Troisièmement, élargir davantage les catégories des produits bénéficiant de l’exemption de droits de douane en faveur des pays les moins avancés. La Chine a décidé d’exonérer les droits de douane sur 98% des marchandises (8930 types) en provenance des pays les moins avancés, y compris le tourteau d’arachide et l’huile d’arachide.

Quatrièmement, promouvoir la coopération d’arachide sino-sénégalaise vers l’ensemble de la chaîne de valeur arachidière. Les deux parties renforceront davantage leur coopération dans la bonification des semences et la formation du personnel. La partie chinoise continuera à encourager et soutenir les entreprises chinoises à accroître leurs investissements au Sénégal dans la commercialisation des machines agricoles et le service après-vente, le traitement de l’huile, etc., afin de promouvoir la qualité et l’efficacité de la coopération d’arachide entre les deux pays, d’apporter plus de bénéfices au Peuple sénégalais et notamment d’accompagner le Sénégal pour relever les défis comme le chômage des jeunes et l’exode rural.

La dernière visite de la présidente de la Chambre des représentants américaine, Nancy Pelosi, à Taïwan, a provoqué une crise entre vos deux pays. Quel est votre avis là-dessus ?

En premier lieu, il nous faut maîtriser une connaissance fondamentale et primordiale, c’est qu’il n’existe qu’une seule Chine dans le monde, que Taïwan fait partie intégrante du territoire chinois et que le gouvernement de la République populaire de Chine est l’unique gouvernement légal représentant toute la Chine.

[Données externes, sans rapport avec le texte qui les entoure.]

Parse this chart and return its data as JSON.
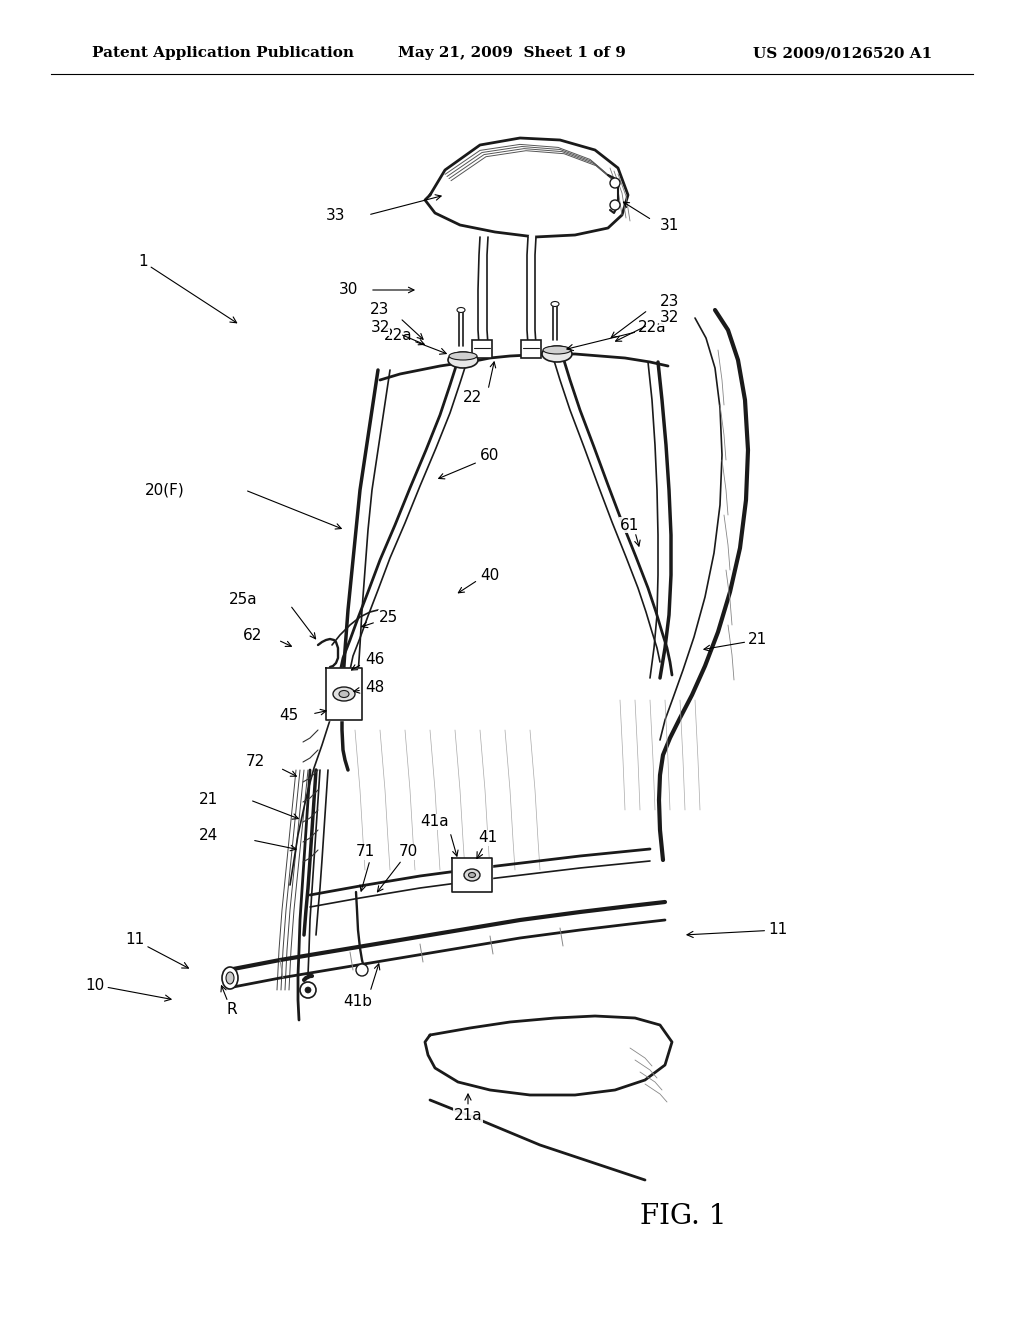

Ceci, étant le contenu essentiel du Principe d’une seule Chine, est un consensus universel de la Communauté internationale et une norme fondamentale régissant les relations internationales confirmées par la résolution 2758 de l’Assemblée générale des Nations unies en 1971, et en outre, un engagement pris par les Etats-Unis dans les trois communiqués conjoints sino-américains. Il n’y a pas d’ambiguïté là-dessus.

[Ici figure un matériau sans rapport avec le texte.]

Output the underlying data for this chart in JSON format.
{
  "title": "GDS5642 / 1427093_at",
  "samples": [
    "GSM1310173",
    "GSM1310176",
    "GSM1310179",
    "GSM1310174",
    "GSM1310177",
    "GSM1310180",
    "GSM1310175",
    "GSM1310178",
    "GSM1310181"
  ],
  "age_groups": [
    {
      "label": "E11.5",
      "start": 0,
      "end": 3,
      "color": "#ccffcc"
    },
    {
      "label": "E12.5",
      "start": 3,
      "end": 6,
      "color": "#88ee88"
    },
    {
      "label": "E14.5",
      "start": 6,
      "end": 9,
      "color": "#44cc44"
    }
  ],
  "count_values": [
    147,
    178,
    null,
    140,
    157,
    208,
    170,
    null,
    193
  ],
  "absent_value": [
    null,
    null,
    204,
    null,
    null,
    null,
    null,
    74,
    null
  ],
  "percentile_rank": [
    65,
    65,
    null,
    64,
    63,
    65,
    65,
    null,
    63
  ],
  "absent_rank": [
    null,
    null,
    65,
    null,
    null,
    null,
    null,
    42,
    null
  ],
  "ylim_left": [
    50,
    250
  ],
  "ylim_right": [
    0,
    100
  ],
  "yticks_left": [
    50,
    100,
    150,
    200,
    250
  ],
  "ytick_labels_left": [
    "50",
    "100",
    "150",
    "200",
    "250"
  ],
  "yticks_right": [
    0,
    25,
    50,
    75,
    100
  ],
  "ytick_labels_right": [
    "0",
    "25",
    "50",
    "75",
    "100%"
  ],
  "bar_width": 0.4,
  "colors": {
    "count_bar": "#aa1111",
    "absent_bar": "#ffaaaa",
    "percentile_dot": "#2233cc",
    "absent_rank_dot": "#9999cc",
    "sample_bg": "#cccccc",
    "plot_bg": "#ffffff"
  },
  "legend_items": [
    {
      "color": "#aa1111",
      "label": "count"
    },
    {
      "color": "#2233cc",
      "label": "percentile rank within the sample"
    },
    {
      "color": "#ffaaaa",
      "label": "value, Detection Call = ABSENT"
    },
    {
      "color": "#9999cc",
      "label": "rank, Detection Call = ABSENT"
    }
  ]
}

Récemment Mme Nancy Pelosi, présidente de la Chambre des représentants américaine, numéro trois au sein du gouvernement américain, au mépris des avertissements et représentations à maintes fois de la Chine, a insisté à effectuer une visite à Taïwan, envoyant un signal totalement erroné aux forces sécessionnistes visant l’«indépendance de Taïwan». Cette visite provocatrice a porté atteinte à la souveraineté et à l’intégrité territoriale de la Chine, violé le Principe d’une seule Chine et les dispositions dans les trois communiqués conjoints sino-américains, impacté la paix et la stabilité à travers le détroit de Taïwan, et suscité l’inquiétude du monde entier. Le monde d’aujourd’hui est déjà très mouvementé avec les défis et crises de différents types. Ce qui est impératif pour nous tous, c’est la solidarité, le respect et la coopération, et ne doit être en aucun cas la confrontation et l’antagonisme.

Nous nous réjouissons de constater que jusqu’ici, plus de 170 pays et de nombreuses organisations internationales ont réaffirmé leur engagement au Principe d’une seule Chine et exprimant leur soutien à la Chine dans la défense de sa souveraineté et de son intégrité territoriale. Le président de l’Assemblée générale et le Secrétaire général de l’Onu ont laissé entendre tous que l’Onu continuerait d’adhérer à la résolution 2758 de l’Agnu. Le principe, c’est le principe. Tout principe, en tant que tel, ne saurait être mal interprété ou ignoré, encore moins vidé de sa substance ou altéré. La partie chinoise apprécie hautement le Sénégal ainsi que d’autres pays africains qui s’en tiennent avec détermination au Principe d’une seule Chine. La Chine est disposée à œuvrer avec tous les pays épris de paix et de justice à défendre le principe de souverainté nationale et d’intégrité territoriale, à préserver le système internaiontal centré sur l’Onu et l’ordre international basé sur le Droit international, et à construire un nouveau type de relations internationales basé sur le respect mutuel, l’équité, la justice et la coopération gagnant-gagnant ainsi qu’une communauté de destin pour l’humanité.